Gelineau calls it “one of the most excruciatingly long processes I’ve ever gone through to get an interview.” But it was worth it. “I really don’t think the story would have been half as strong with any of the other donor kids I interviewed,” she says. “Besides,how can you possibly beat the names Gypsy Diamond and Peter Peacock?” Indeed,one of the funniest lines in the piece is about the moment when Peter,on email,asked Gypsy if Gypsy Diamond was really her actual name. “If I was going to make one up to contact my donor,” she wrote back, “I probably wouldn’t choose one that sounded like a porn star.”

The metrics were impressive: The story averaged two minutes of engagement on Thursday,and was up to more than three minutes on Friday. The Australian (Australia’s biggest newspaper) splashed it across the top of their website. Readers engaged in thoughtful debate on whose rights should reign supreme in such situations. One reader said: “Thank you so much for telling this story with such compassion. As an offspring currently going through this, you captured the emotions of donor conceived agency so eloquently in ways a lot of other reporting on the issue so often disregards.”

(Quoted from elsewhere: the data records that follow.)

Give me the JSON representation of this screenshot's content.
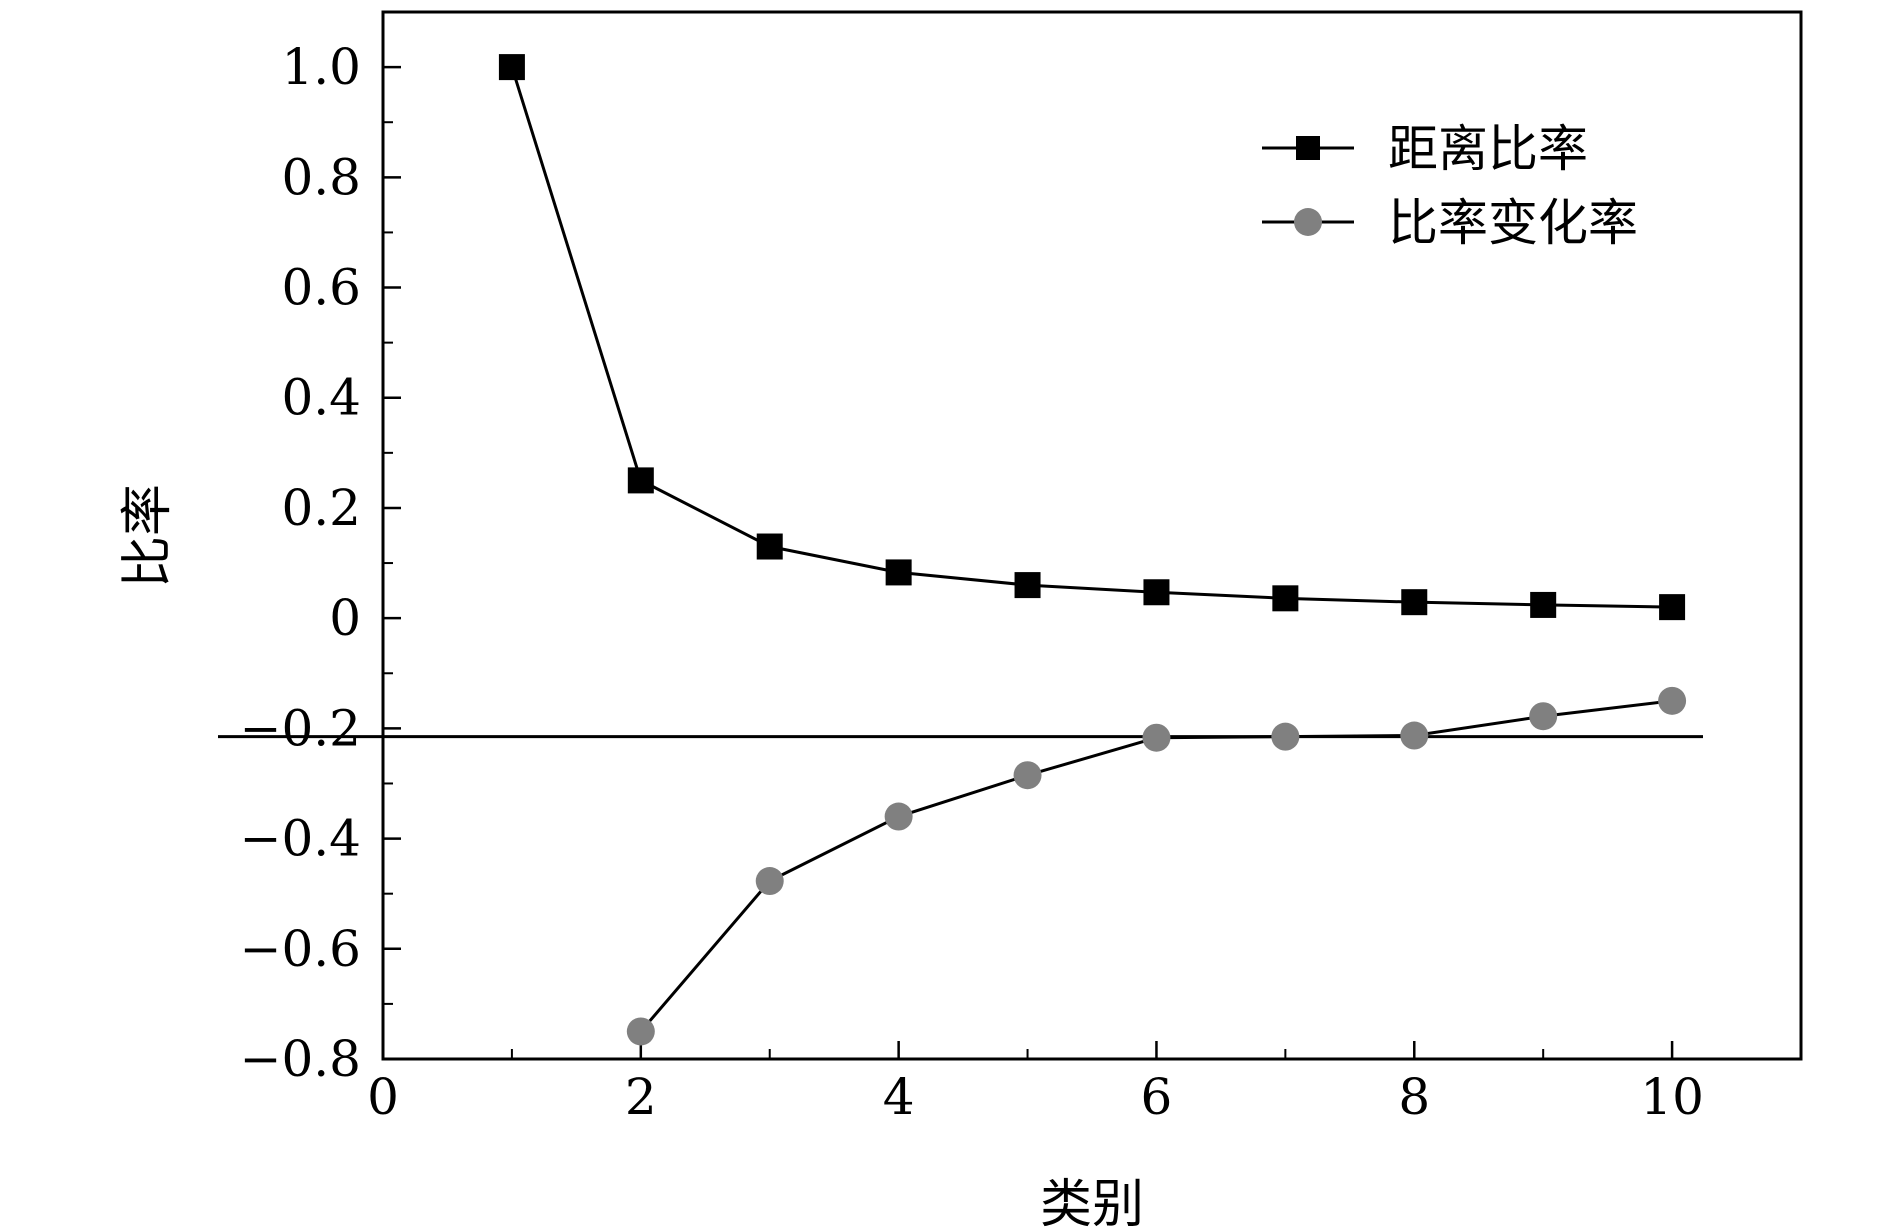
{
  "chart_data": {
    "type": "line",
    "xlabel": "类别",
    "ylabel": "比率",
    "xlim": [
      0,
      11
    ],
    "ylim": [
      -0.8,
      1.1
    ],
    "xticks": [
      0,
      2,
      4,
      6,
      8,
      10
    ],
    "xtick_labels": [
      "0",
      "2",
      "4",
      "6",
      "8",
      "10"
    ],
    "yticks": [
      -0.8,
      -0.6,
      -0.4,
      -0.2,
      0,
      0.2,
      0.4,
      0.6,
      0.8,
      1.0
    ],
    "ytick_labels": [
      "−0.8",
      "−0.6",
      "−0.4",
      "−0.2",
      "0",
      "0.2",
      "0.4",
      "0.6",
      "0.8",
      "1.0"
    ],
    "legend_position": "top-right",
    "reference_line": {
      "y": -0.215
    },
    "series": [
      {
        "name": "距离比率",
        "marker": "square",
        "color": "#000000",
        "x": [
          1,
          2,
          3,
          4,
          5,
          6,
          7,
          8,
          9,
          10
        ],
        "y": [
          1.0,
          0.25,
          0.13,
          0.083,
          0.06,
          0.047,
          0.036,
          0.029,
          0.024,
          0.02
        ]
      },
      {
        "name": "比率变化率",
        "marker": "circle",
        "color": "#808080",
        "x": [
          2,
          3,
          4,
          5,
          6,
          7,
          8,
          9,
          10
        ],
        "y": [
          -0.75,
          -0.477,
          -0.36,
          -0.285,
          -0.217,
          -0.215,
          -0.213,
          -0.178,
          -0.15
        ]
      }
    ]
  }
}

Photos by Maye-E Wong beautifully captured the relationship between the two characters. The package also featured a long audio piece brilliantly produced and edited by Natalie Castañeda that told the story of Peter and Gypsy in their own voices.

Peter and Gypsy loved the story. Gypsy wrote: “You’ve all done such a great job and have been so respectful.” Peter said: “You have done us both proud.”

For their dogged pursuit and sensitive execution of such a delicate story,and for striking just the right tone,Gelineau,Wong, Castañeda and Ganguly win this week’s Beat of the Week award.